You can’t make it to the top without picking up some enemies on the way, and Apple (AAPL) has picked up plenty of them as it rose from near death in the late ’90s to become the most valuable tech company in the world. And now that Apple has seemingly entered a period of slower growth, there are plenty of rivals that are itching to take a bite out of the giant that has spent the better part of the last decade beating them by developing some of the tech industry’s most important and innovative products over that period.
Reuters published a long piece this week showing that Apple’s hardware and software rivals, as well as its wireless carrier partners, are almost giddy that Apple has hit a soft patch. The reason carriers are excited, Reuters explains, is that they may no longer have to accept Apple’s demands for lavish subsidies as the cost of selling the iPhone.
“The illogical love affair is over,” a former executive at a rival handset vendor told Reuters. “Now it’s just a great company… The AT&Ts (T) of the world will start to try to get themselves weaned off of paying such great subsidies to Apple.”
Fran Shammo, Verizon Communications’ chief financial officer, similarly told Reuters that having more competitive smartphone platforms would be beneficial to consumers and would result in lower overall prices for handsets. What’s more, both Verizon (VZ) CEO Lowell McAdam and AT&T CEO Randall Stephenson told Reuters that they’re watching T-Mobile’s experiment with ending smartphone subsidies very carefully to see if it’s successful. Needless to say, it would be tough to imagine both of these companies publicly contemplating ditching smartphone subsidies if Apple were still at the peak of its game.

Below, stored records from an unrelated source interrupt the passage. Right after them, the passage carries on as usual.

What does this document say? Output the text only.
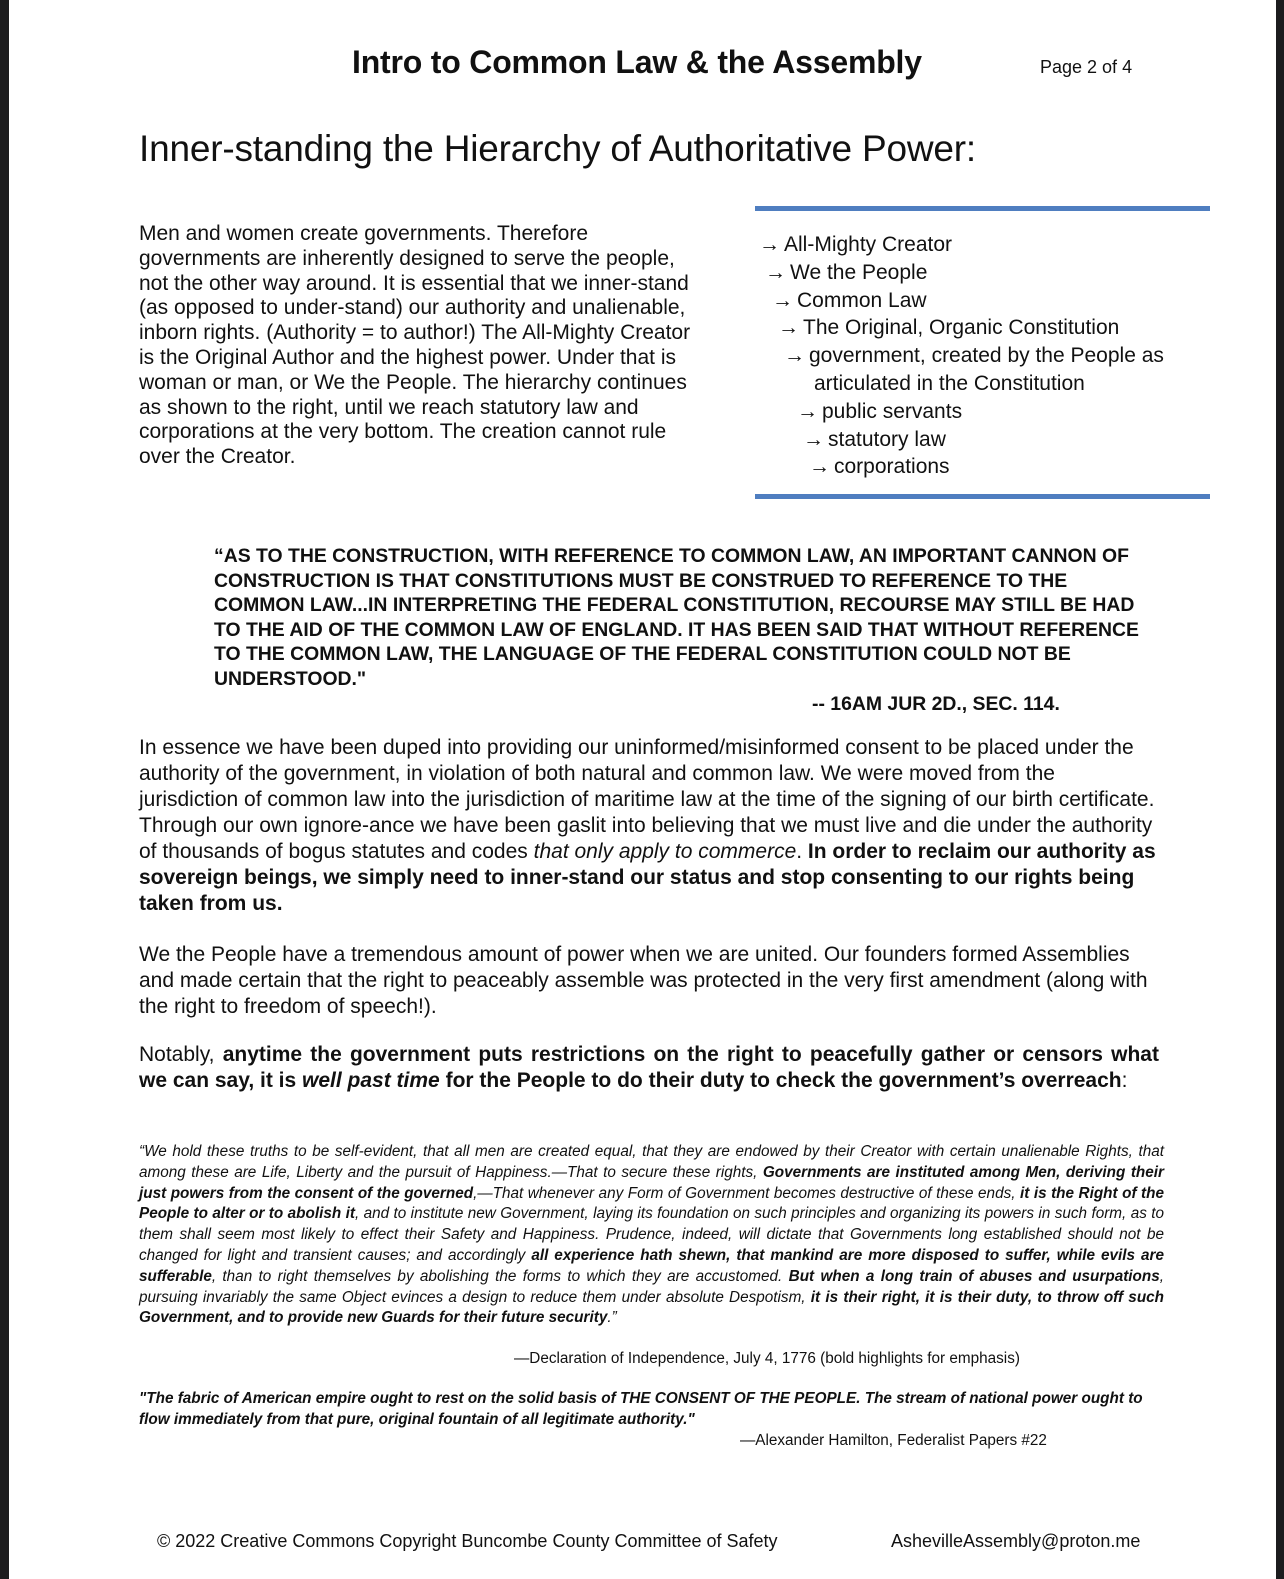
Intro to Common Law & the Assembly	Page 2 of 4
Inner-standing the Hierarchy of Authoritative Power:
Men and women create governments. Therefore governments are inherently designed to serve the people, not the other way around. It is essential that we inner-stand (as opposed to under-stand) our authority and unalienable, inborn rights. (Authority = to author!) The All-Mighty Creator is the Original Author and the highest power. Under that is woman or man, or We the People. The hierarchy continues as shown to the right, until we reach statutory law and corporations at the very bottom. The creation cannot rule over the Creator.
→ All-Mighty Creator
→ We the People
→ Common Law
→ The Original, Organic Constitution
→ government, created by the People as
articulated in the Constitution
→ public servants
→ statutory law
→ corporations
“AS TO THE CONSTRUCTION, WITH REFERENCE TO COMMON LAW, AN IMPORTANT CANNON OF CONSTRUCTION IS THAT CONSTITUTIONS MUST BE CONSTRUED TO REFERENCE TO THE COMMON LAW...IN INTERPRETING THE FEDERAL CONSTITUTION, RECOURSE MAY STILL BE HAD TO THE AID OF THE COMMON LAW OF ENGLAND. IT HAS BEEN SAID THAT WITHOUT REFERENCE TO THE COMMON LAW, THE LANGUAGE OF THE FEDERAL CONSTITUTION COULD NOT BE UNDERSTOOD."
-- 16AM JUR 2D., SEC. 114.
In essence we have been duped into providing our uninformed/misinformed consent to be placed under the authority of the government, in violation of both natural and common law. We were moved from the jurisdiction of common law into the jurisdiction of maritime law at the time of the signing of our birth certificate. Through our own ignore-ance we have been gaslit into believing that we must live and die under the authority of thousands of bogus statutes and codes that only apply to commerce. In order to reclaim our authority as sovereign beings, we simply need to inner-stand our status and stop consenting to our rights being taken from us.
We the People have a tremendous amount of power when we are united. Our founders formed Assemblies and made certain that the right to peaceably assemble was protected in the very first amendment (along with the right to freedom of speech!).
Notably, anytime the government puts restrictions on the right to peacefully gather or censors what we can say, it is well past time for the People to do their duty to check the government’s overreach:
“We hold these truths to be self-evident, that all men are created equal, that they are endowed by their Creator with certain unalienable Rights, that among these are Life, Liberty and the pursuit of Happiness.—That to secure these rights, Governments are instituted among Men, deriving their just powers from the consent of the governed,—That whenever any Form of Government becomes destructive of these ends, it is the Right of the People to alter or to abolish it, and to institute new Government, laying its foundation on such principles and organizing its powers in such form, as to them shall seem most likely to effect their Safety and Happiness. Prudence, indeed, will dictate that Governments long established should not be changed for light and transient causes; and accordingly all experience hath shewn, that mankind are more disposed to suffer, while evils are sufferable, than to right themselves by abolishing the forms to which they are accustomed. But when a long train of abuses and usurpations, pursuing invariably the same Object evinces a design to reduce them under absolute Despotism, it is their right, it is their duty, to throw off such Government, and to provide new Guards for their future security.”
—Declaration of Independence, July 4, 1776 (bold highlights for emphasis)
"The fabric of American empire ought to rest on the solid basis of THE CONSENT OF THE PEOPLE. The stream of national power ought to flow immediately from that pure, original fountain of all legitimate authority."
—Alexander Hamilton, Federalist Papers #22
© 2022 Creative Commons Copyright Buncombe County Committee of Safety	AshevilleAssembly@proton.me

All that said, carriers and rival smartphone vendors might want to think twice before celebrating Apple’s supposed demise. David Yoffie, a professor at Harvard Business School, tells Reuters that a slightly diminished Apple is still the most powerful player in the market and still commands industry-best loyalty from its tens of millions of users.
“Even though they’re not gaining share, they’re such a large piece of the market and such a driver of customer volume into their stores that people can’t walk away yet,” he said.